🤖 AI Summary
This work demonstrates that large language models exhibit non-uniform degradation of safety boundaries within domain-specific contexts, particularly in ambiguous “gray zones” where legitimate and malicious uses intertwine, rendering them susceptible to generating harmful content. The authors introduce Jargon, a framework that for the first time reveals how adversarial attacks can leverage contextual cues to push inputs into unreliable decision regions of the model’s activation space. Jargon systematically probes these vulnerabilities through context-aware adversarial attacks, multi-turn interactions, and activation analysis. To mitigate this risk, the paper proposes a strategy-guided defense mechanism that internalizes safety by aligning fine-tuning objectives to jointly optimize usefulness and harmlessness.

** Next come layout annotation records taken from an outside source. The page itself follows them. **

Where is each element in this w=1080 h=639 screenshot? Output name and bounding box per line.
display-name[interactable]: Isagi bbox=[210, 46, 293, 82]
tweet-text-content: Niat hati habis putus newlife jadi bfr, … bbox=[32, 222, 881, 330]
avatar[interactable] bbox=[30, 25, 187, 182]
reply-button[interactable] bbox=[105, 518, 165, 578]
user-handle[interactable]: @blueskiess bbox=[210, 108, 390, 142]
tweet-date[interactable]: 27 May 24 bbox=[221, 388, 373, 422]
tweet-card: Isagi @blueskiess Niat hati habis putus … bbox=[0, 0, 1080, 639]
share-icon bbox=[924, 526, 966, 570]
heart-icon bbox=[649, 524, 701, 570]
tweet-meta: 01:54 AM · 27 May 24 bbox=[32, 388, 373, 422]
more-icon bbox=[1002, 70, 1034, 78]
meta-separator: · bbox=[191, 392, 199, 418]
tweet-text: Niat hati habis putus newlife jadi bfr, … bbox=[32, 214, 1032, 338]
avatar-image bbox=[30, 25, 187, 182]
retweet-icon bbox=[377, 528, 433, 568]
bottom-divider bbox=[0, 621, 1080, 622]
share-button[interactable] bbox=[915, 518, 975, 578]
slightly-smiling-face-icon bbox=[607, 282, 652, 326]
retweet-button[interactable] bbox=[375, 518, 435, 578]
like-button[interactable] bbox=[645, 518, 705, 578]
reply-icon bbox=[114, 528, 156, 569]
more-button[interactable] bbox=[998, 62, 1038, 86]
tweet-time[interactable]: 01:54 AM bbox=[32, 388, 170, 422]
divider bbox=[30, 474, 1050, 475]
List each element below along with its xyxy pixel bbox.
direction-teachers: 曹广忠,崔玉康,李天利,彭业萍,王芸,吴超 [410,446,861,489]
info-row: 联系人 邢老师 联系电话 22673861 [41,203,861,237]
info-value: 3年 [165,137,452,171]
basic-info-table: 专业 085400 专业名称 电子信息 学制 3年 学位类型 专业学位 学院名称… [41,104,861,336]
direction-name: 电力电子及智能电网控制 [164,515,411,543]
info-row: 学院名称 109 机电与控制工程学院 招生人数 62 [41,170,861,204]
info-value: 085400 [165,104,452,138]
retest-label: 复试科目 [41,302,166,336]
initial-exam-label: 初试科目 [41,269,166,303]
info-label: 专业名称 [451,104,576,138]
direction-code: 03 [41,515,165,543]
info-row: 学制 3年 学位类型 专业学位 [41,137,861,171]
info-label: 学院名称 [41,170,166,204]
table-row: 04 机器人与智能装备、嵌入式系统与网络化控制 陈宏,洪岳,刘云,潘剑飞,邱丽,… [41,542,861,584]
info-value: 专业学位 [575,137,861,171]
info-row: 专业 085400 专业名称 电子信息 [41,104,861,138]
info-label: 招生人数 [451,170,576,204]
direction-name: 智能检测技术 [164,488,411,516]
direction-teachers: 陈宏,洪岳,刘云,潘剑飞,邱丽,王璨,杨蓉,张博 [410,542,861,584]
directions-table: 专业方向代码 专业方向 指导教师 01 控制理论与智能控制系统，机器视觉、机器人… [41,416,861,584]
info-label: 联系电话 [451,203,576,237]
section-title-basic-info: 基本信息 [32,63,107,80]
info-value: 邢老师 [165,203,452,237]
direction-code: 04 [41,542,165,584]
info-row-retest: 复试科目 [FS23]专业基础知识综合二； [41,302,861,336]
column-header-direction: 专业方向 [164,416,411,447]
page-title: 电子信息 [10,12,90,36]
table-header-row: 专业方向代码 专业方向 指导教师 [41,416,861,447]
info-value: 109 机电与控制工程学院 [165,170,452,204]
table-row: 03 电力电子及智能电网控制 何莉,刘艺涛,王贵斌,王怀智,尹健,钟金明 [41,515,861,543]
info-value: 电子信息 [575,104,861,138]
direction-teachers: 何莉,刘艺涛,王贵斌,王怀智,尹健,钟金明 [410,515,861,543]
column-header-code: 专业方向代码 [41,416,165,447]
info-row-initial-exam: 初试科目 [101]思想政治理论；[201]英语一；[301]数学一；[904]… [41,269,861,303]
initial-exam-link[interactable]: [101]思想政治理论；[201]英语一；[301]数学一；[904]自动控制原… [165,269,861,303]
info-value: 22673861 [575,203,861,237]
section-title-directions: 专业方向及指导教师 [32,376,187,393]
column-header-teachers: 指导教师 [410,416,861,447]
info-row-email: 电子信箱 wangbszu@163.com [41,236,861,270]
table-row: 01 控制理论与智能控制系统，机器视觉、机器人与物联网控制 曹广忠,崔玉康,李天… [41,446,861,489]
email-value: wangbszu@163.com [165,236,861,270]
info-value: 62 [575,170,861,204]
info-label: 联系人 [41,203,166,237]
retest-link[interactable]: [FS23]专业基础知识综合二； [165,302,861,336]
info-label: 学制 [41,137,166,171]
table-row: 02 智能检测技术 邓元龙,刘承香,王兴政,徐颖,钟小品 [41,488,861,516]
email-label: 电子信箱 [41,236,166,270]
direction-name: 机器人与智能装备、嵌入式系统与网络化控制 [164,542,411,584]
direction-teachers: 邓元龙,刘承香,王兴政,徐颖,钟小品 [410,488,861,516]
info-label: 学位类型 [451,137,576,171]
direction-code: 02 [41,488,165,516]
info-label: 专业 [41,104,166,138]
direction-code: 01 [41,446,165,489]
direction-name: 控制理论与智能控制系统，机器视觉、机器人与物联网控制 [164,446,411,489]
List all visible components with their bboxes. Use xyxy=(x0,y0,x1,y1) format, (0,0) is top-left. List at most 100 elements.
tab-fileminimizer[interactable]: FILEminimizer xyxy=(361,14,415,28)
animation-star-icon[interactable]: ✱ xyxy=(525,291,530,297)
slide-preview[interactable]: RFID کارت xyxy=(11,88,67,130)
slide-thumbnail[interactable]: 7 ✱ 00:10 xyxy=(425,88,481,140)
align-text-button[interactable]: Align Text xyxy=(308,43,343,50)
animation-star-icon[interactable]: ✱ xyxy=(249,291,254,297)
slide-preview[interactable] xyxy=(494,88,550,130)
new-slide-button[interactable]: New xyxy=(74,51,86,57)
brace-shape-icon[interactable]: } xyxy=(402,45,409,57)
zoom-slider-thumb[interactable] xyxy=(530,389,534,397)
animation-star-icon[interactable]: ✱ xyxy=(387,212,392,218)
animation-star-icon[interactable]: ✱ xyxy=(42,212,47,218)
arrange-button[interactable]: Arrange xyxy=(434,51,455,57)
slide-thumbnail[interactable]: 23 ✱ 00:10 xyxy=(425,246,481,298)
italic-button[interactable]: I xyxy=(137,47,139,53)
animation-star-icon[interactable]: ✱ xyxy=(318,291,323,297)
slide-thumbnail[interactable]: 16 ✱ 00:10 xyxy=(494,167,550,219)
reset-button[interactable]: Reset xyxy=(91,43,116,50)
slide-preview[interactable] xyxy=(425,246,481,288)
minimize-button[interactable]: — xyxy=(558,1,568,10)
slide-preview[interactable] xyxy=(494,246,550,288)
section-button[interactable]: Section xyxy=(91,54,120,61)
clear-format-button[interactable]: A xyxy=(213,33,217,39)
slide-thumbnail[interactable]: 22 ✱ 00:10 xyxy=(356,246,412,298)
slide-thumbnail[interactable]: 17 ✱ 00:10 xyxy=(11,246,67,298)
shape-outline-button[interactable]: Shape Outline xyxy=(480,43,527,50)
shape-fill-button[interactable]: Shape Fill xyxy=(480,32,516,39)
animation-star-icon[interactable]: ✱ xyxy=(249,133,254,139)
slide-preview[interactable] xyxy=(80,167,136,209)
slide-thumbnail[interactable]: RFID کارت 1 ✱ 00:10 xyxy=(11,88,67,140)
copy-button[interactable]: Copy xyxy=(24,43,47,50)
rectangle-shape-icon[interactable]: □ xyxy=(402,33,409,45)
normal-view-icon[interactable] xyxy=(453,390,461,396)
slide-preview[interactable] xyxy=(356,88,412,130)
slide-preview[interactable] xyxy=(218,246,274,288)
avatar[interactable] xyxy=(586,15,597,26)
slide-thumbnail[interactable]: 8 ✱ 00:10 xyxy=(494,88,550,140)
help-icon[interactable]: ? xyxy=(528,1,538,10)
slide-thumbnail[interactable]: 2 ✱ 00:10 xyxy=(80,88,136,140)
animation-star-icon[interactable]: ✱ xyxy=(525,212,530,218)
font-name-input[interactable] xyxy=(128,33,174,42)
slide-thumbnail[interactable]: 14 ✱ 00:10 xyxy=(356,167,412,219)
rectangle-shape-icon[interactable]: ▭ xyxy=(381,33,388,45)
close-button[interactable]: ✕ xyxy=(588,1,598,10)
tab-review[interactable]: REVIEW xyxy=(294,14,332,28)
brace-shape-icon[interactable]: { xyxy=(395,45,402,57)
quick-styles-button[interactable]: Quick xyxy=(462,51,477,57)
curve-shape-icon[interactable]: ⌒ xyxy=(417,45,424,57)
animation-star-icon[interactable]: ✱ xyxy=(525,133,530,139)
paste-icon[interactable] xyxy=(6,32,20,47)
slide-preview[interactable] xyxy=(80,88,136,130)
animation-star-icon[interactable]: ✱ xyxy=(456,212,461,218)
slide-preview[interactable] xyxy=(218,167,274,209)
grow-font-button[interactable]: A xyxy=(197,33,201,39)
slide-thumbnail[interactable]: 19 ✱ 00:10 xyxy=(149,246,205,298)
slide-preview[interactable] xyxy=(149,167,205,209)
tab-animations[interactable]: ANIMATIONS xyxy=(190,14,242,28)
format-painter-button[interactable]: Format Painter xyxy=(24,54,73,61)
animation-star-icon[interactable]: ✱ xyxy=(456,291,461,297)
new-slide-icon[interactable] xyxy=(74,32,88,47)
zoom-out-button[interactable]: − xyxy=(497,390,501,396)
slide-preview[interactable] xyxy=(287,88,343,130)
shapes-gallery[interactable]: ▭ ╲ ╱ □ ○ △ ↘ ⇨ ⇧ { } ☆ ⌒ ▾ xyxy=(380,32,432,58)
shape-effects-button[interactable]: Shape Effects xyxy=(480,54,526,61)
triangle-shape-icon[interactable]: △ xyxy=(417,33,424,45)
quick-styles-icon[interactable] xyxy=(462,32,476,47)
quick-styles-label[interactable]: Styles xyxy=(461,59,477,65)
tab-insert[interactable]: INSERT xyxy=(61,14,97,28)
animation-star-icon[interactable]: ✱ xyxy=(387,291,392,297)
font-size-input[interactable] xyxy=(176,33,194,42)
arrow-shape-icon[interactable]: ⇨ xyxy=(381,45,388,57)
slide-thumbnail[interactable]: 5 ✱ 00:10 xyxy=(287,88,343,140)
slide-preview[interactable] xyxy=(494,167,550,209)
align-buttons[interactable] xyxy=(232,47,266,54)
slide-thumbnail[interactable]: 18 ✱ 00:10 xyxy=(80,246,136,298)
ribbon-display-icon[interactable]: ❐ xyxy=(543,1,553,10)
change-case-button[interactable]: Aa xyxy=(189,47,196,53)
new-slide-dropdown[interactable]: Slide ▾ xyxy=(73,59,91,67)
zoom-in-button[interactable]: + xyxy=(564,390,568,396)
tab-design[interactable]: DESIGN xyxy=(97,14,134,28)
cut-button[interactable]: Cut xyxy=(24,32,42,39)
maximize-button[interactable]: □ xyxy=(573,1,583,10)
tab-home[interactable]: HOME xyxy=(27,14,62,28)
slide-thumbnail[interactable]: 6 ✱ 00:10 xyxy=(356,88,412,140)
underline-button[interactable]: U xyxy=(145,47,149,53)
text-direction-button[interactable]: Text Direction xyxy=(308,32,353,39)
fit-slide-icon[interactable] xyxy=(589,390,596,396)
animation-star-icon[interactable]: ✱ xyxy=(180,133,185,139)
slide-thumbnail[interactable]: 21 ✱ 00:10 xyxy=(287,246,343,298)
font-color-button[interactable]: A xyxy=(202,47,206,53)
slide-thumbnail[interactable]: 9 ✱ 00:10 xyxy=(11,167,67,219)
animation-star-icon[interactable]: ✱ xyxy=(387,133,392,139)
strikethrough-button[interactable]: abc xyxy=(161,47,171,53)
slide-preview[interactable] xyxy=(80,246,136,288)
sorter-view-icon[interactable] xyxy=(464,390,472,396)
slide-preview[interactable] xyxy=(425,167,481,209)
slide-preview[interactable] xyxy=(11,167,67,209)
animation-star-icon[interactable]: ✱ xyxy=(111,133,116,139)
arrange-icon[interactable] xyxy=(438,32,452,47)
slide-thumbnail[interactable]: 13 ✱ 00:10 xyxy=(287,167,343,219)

Experiments across seven state-of-the-art models—including GPT-5.2, Claude-4.5, and Gemini-3—show attack success rates exceeding 93%, while the proposed defense substantially reduces harmful outputs without compromising model performance.
📝 Abstract
A central goal of LLM alignment is to balance helpfulness with harmlessness, yet these objectives conflict when the same knowledge serves both legitimate and malicious purposes. This tension is amplified by context-sensitive alignment: we observe that domain-specific contexts (e.g., chemistry) selectively relax defenses for domain-relevant harmful knowledge, while safety-research contexts (e.g., jailbreak studies) trigger broader relaxation spanning all harm categories. To systematically exploit this vulnerability, we propose Jargon, a framework combining safety-research contexts with multi-turn adversarial interactions that achieves attack success rates exceeding 93% across seven frontier models, including GPT-5.2, Claude-4.5, and Gemini-3, substantially outperforming existing methods. Activation space analysis reveals that Jargon queries occupy an intermediate region between benign and harmful inputs, a gray zone where refusal decisions become unreliable. To mitigate this vulnerability, we design a policy-guided safeguard that steers models toward helpful yet harmless responses, and internalize this capability through alignment fine-tuning, reducing attack success rates while preserving helpfulness.